The synaxis and workshops drew participants from around the world. They included Dimitri Gondicas, Stanley J. Seeger ’52 Director of the Seeger Center, Jack Tannous, associate professor of history and Hellenic Studies and director of the Program in Hellenic Studies, Claudia Rapp, a professor at the University of Vienna and project scholarly director for the Sinai Palimpsests Project, and Father Justin of Sinai, Librarian of Saint Catherine’s Monastery.
“Special Collections was delighted to cosponsor the synaxis and workshops, which brought modern technology, medieval manuscripts, and people together for enjoyment, learning, and discovery,” said William Noel, the John T. Maltsberger III ’55 Associate University Librarian for Special Collections at Princeton University Library.
Saint Catherine’s monastery and library
Saint Catherine’s Monastery was founded by the Roman emperor Justinian in the mid-500s. The library contains a storied collection of manuscripts in Greek and nearly a dozen other languages. Saint Catherine’s has about 160 palimpsests, which scholars value highly.
The synaxis and workshops marked a milestone in a long tradition of Princeton scholarship about Saint Catherine’s. Helen Evans, curator emerita at the Metropolitan Museum of Art, gave the opening keynote lecture, “Saint Catherine’s Monastery in the Sinai: A Treasure Trove of Medieval Christendom.” Giulia Rossetto of the Austrian Academy of Sciences lectured about the discovery of a new Classical Greek text on a Saint Catherine’s palimpsest.
Hidden texts revealed
The opportunity to see a palimpsest from Saint Catherine’s, Garrett MS. 24, in Special Collections was one of many highlights for attendees.

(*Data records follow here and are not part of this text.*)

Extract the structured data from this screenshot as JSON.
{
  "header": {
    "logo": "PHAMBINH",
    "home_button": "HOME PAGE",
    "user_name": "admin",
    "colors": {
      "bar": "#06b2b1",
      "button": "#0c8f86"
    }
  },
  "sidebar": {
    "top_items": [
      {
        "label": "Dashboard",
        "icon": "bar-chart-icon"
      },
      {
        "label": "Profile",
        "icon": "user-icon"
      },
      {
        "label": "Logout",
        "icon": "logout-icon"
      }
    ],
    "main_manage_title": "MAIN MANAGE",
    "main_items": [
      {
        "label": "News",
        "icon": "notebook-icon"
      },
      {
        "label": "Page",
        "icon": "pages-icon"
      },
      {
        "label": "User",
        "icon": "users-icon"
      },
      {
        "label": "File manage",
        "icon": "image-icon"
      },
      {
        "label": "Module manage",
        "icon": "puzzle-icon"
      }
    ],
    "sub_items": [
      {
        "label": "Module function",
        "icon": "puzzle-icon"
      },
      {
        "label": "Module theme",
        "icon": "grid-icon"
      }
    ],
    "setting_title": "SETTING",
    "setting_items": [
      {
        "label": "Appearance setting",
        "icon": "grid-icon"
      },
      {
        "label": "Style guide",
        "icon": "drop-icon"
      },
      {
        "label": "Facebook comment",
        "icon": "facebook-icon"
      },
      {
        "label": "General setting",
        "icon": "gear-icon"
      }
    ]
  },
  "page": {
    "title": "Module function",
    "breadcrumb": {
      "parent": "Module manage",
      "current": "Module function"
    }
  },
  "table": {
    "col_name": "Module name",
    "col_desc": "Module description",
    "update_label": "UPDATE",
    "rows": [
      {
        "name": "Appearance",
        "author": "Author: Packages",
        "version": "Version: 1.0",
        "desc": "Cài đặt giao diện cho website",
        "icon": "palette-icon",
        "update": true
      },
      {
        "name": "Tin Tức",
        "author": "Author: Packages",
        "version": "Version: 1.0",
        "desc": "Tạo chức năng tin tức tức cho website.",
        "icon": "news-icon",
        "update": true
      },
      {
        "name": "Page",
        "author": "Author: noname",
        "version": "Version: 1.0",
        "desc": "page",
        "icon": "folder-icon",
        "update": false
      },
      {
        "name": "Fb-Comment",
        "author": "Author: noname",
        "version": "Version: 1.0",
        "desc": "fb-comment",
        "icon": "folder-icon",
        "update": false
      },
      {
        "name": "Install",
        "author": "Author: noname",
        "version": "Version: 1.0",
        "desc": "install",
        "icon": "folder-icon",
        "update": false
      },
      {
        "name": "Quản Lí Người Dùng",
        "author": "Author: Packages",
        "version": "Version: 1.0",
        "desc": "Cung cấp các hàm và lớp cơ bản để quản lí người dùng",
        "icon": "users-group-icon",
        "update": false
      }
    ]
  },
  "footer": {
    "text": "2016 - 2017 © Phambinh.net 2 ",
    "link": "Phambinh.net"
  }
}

At an afternoon workshop, a group of students showed the results of their imaging work on this text, a Georgian prayer book from the tenth century with rare undertext in Christian Palestinian Aramaic from 500-825.
New technology as a tool to study centuries-old manuscripts appealed to undergraduate students in science and engineering as well as history.

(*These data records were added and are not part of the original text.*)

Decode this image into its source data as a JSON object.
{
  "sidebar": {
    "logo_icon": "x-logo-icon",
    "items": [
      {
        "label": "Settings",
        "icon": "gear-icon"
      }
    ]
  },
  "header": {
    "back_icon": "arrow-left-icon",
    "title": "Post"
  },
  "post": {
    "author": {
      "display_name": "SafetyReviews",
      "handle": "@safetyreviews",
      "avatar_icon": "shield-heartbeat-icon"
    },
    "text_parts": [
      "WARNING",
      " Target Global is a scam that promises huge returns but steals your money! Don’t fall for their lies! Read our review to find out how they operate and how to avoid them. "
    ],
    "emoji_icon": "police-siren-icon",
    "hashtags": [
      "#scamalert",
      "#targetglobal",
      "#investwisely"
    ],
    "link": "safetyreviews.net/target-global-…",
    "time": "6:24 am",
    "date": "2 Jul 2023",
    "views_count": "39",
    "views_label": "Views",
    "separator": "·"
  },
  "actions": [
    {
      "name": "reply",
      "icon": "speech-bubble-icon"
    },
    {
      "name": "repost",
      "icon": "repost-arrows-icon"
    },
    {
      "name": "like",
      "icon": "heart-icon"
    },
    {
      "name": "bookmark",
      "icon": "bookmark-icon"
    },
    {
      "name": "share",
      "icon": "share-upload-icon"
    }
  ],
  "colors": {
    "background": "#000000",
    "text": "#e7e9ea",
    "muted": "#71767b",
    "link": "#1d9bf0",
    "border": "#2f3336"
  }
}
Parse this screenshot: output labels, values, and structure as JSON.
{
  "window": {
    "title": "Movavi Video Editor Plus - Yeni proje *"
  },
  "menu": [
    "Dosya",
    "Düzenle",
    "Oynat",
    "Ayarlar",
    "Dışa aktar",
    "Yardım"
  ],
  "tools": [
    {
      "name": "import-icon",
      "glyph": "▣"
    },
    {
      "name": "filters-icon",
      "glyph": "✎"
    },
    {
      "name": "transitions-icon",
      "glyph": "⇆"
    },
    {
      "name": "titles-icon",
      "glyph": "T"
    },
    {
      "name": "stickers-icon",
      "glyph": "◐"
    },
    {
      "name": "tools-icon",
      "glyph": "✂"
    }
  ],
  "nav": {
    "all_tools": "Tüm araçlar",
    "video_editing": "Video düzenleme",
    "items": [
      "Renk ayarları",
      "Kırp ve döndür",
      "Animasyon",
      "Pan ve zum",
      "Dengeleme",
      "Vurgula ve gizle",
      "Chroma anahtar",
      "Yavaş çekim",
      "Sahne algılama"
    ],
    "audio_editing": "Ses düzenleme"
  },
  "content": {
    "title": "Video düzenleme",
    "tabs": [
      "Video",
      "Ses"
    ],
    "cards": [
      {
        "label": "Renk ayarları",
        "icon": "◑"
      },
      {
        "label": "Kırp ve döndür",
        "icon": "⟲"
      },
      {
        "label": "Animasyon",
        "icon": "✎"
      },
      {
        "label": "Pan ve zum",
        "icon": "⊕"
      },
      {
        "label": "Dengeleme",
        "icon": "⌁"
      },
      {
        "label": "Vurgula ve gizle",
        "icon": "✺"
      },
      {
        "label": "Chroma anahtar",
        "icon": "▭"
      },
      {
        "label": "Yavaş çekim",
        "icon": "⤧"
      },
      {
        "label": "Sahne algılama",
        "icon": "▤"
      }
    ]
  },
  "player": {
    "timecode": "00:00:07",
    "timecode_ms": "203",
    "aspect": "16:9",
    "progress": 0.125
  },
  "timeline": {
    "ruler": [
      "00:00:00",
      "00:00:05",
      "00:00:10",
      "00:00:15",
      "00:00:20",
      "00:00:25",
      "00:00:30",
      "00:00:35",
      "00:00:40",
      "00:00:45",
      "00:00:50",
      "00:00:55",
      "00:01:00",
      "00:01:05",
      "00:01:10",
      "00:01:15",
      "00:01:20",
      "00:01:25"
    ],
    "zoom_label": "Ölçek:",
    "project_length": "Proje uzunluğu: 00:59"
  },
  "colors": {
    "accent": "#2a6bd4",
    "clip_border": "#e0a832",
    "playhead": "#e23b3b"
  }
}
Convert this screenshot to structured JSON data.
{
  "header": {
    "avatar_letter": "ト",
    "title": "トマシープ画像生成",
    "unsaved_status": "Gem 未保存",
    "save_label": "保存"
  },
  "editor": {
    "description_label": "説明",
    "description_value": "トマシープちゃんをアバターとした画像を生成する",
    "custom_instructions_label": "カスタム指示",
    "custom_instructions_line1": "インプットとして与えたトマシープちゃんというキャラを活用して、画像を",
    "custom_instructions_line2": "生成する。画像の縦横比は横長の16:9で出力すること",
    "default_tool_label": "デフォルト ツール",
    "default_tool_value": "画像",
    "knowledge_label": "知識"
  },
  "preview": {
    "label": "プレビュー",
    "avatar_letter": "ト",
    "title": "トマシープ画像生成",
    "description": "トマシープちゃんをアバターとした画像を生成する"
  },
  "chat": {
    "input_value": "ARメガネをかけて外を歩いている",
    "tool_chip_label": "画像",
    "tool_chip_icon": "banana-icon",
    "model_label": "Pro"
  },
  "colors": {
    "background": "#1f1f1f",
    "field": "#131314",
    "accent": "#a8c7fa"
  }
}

“We are always looking for ways to make the humanities intersect with science, and this was another and exciting angle,” said Tannous.

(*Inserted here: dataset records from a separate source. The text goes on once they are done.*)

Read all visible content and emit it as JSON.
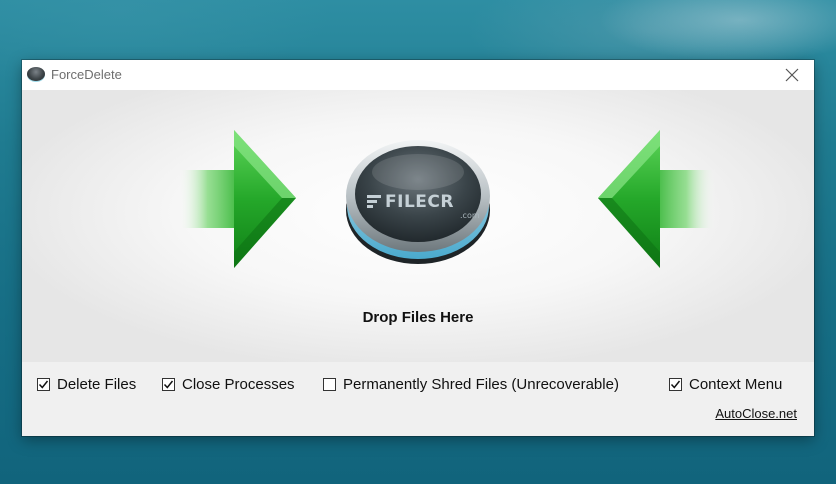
{
  "window": {
    "title": "ForceDelete",
    "icon": "app-disc-icon",
    "close_icon": "close-icon"
  },
  "drop_zone": {
    "label": "Drop Files Here",
    "left_arrow_icon": "arrow-right-icon",
    "right_arrow_icon": "arrow-left-icon",
    "button_icon": "drop-disc-icon",
    "watermark": {
      "text": "FILECR",
      "sub": ".com"
    }
  },
  "options": [
    {
      "label": "Delete Files",
      "checked": true
    },
    {
      "label": "Close Processes",
      "checked": true
    },
    {
      "label": "Permanently Shred Files (Unrecoverable)",
      "checked": false
    },
    {
      "label": "Context Menu",
      "checked": true
    }
  ],
  "footer": {
    "link": "AutoClose.net"
  },
  "colors": {
    "arrow_green": "#2fb52f",
    "arrow_dark": "#138a17",
    "disc_dark": "#2a3136",
    "disc_glow": "#7fd4ee",
    "options_bg": "#f0f0f0"
  }
}
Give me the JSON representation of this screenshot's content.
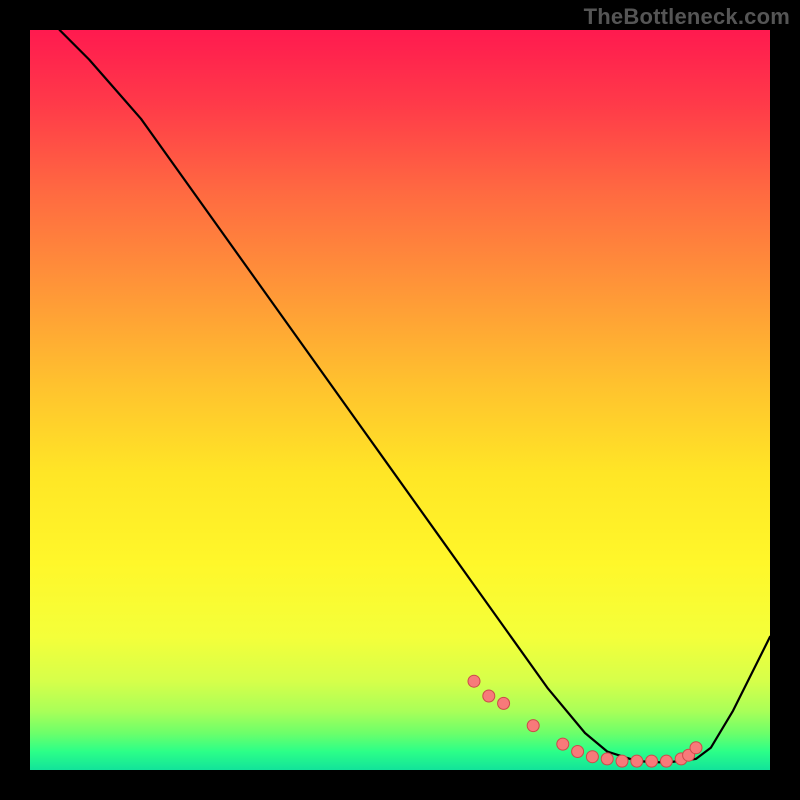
{
  "watermark": "TheBottleneck.com",
  "colors": {
    "bg": "#000000",
    "watermark": "#555555",
    "curve": "#000000",
    "marker_fill": "#f77a7a",
    "marker_stroke": "#cc4a4a",
    "gradient_stops": [
      {
        "offset": 0.0,
        "color": "#ff1a4f"
      },
      {
        "offset": 0.1,
        "color": "#ff3a49"
      },
      {
        "offset": 0.22,
        "color": "#ff6a41"
      },
      {
        "offset": 0.35,
        "color": "#ff9638"
      },
      {
        "offset": 0.48,
        "color": "#ffc22e"
      },
      {
        "offset": 0.6,
        "color": "#ffe626"
      },
      {
        "offset": 0.72,
        "color": "#fff72a"
      },
      {
        "offset": 0.82,
        "color": "#f4ff3a"
      },
      {
        "offset": 0.88,
        "color": "#d6ff4a"
      },
      {
        "offset": 0.92,
        "color": "#aaff58"
      },
      {
        "offset": 0.95,
        "color": "#6dff6a"
      },
      {
        "offset": 0.975,
        "color": "#2cff88"
      },
      {
        "offset": 1.0,
        "color": "#12e39a"
      }
    ]
  },
  "chart_data": {
    "type": "line",
    "title": "",
    "xlabel": "",
    "ylabel": "",
    "xlim": [
      0,
      100
    ],
    "ylim": [
      0,
      100
    ],
    "grid": false,
    "legend": false,
    "background": "heatmap-gradient-vertical",
    "description": "A V-shaped bottleneck curve over a vertical red-to-green gradient. Curve starts near 100% at x≈4, descends roughly linearly to ~0% around x≈75–90, then rises toward ~18% at x=100. Red dots mark the low region between x≈60 and x≈90.",
    "series": [
      {
        "name": "bottleneck-curve",
        "x": [
          4,
          8,
          15,
          25,
          35,
          45,
          55,
          60,
          65,
          70,
          75,
          78,
          82,
          86,
          90,
          92,
          95,
          100
        ],
        "y": [
          100,
          96,
          88,
          74,
          60,
          46,
          32,
          25,
          18,
          11,
          5,
          2.5,
          1.2,
          1.0,
          1.5,
          3,
          8,
          18
        ]
      }
    ],
    "markers": {
      "name": "marked-points",
      "x": [
        60,
        62,
        64,
        68,
        72,
        74,
        76,
        78,
        80,
        82,
        84,
        86,
        88,
        89,
        90
      ],
      "y": [
        12,
        10,
        9,
        6,
        3.5,
        2.5,
        1.8,
        1.5,
        1.2,
        1.2,
        1.2,
        1.2,
        1.5,
        2.0,
        3.0
      ]
    }
  }
}
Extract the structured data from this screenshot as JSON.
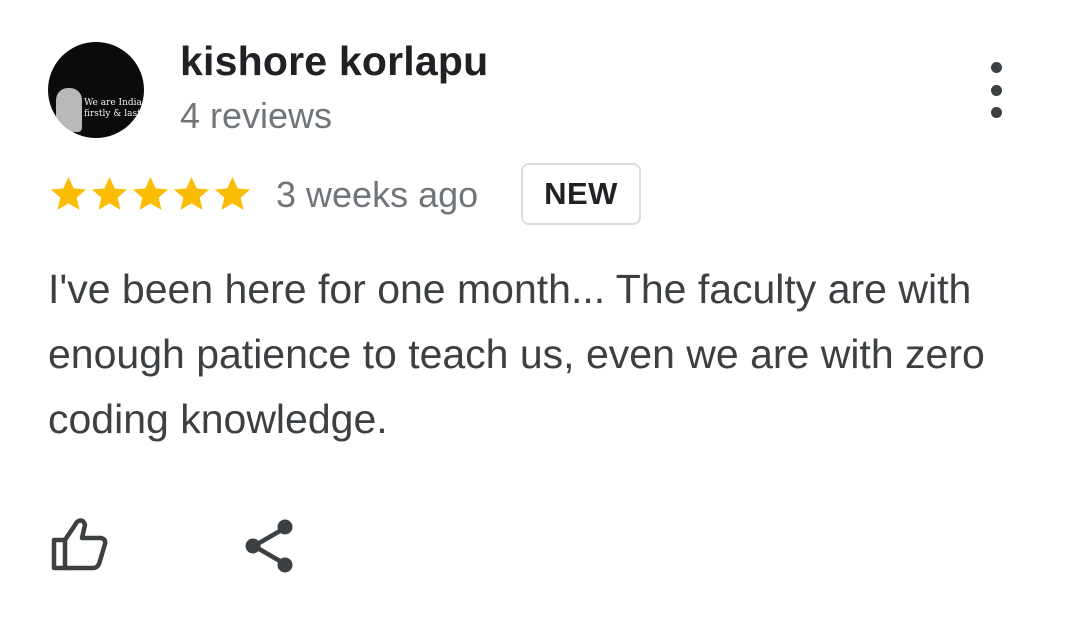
{
  "review": {
    "reviewer_name": "kishore korlapu",
    "review_count": "4 reviews",
    "avatar_caption_line1": "We are Indians,",
    "avatar_caption_line2": "firstly & lastly",
    "rating": 5,
    "rating_max": 5,
    "star_color": "#fbbc04",
    "time_ago": "3 weeks ago",
    "badge": "NEW",
    "text": "I've been here for one month... The faculty are with enough patience to teach us, even we are with zero coding knowledge."
  },
  "icons": {
    "more": "more-vert-icon",
    "like": "thumb-up-icon",
    "share": "share-icon",
    "star": "star-icon"
  }
}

The five-day synaxis and workshop series concluded with a lecture by Father Justin of Sinai before an audience of over 90 people. He spoke about “Shining Multispectral Light on the History of the Sinai Monastery.”
A tradition of scholarship
Princeton’s study of Saint Catherine’s Monastery has deep roots. In the 1950s and 60s, art and archeology professor Kurt Weitzmann and University of Michigan art history professor George H. Forsyth took several trips to Saint Catherine’s to research the manuscripts, icons and architecture.
“We are deeply honored to build on Princeton’s longstanding engagement with the monastic community at Saint Catherine’s Monastery by supporting scholarly gatherings such as this synaxis and continuing to enrich the University’s Hellenic Collections with special acquisitions made by the Seeger Center for teaching and research,” said Gondicas.
These acquisitions include a paper icon from 1759 and a unique set of engravings from the seventeenth and eighteenth centuries.
The Sinai Digital Archive contains representative collections from Weitzmann and Forsyth’s trips to Saint Catherine’s. Julia Gearhart, director of the visual resources collection at Princeton's Department of Art & Archeology, and Alice Isabella Sullivan, an assistant professor at Tufts University, won the 2023 Digital Humanities and Multimedia Studies Prize from the Medieval Academy of America for the website.
The Seeger Center for Hellenic Studies plans more talks on palimpsests in spring 2023.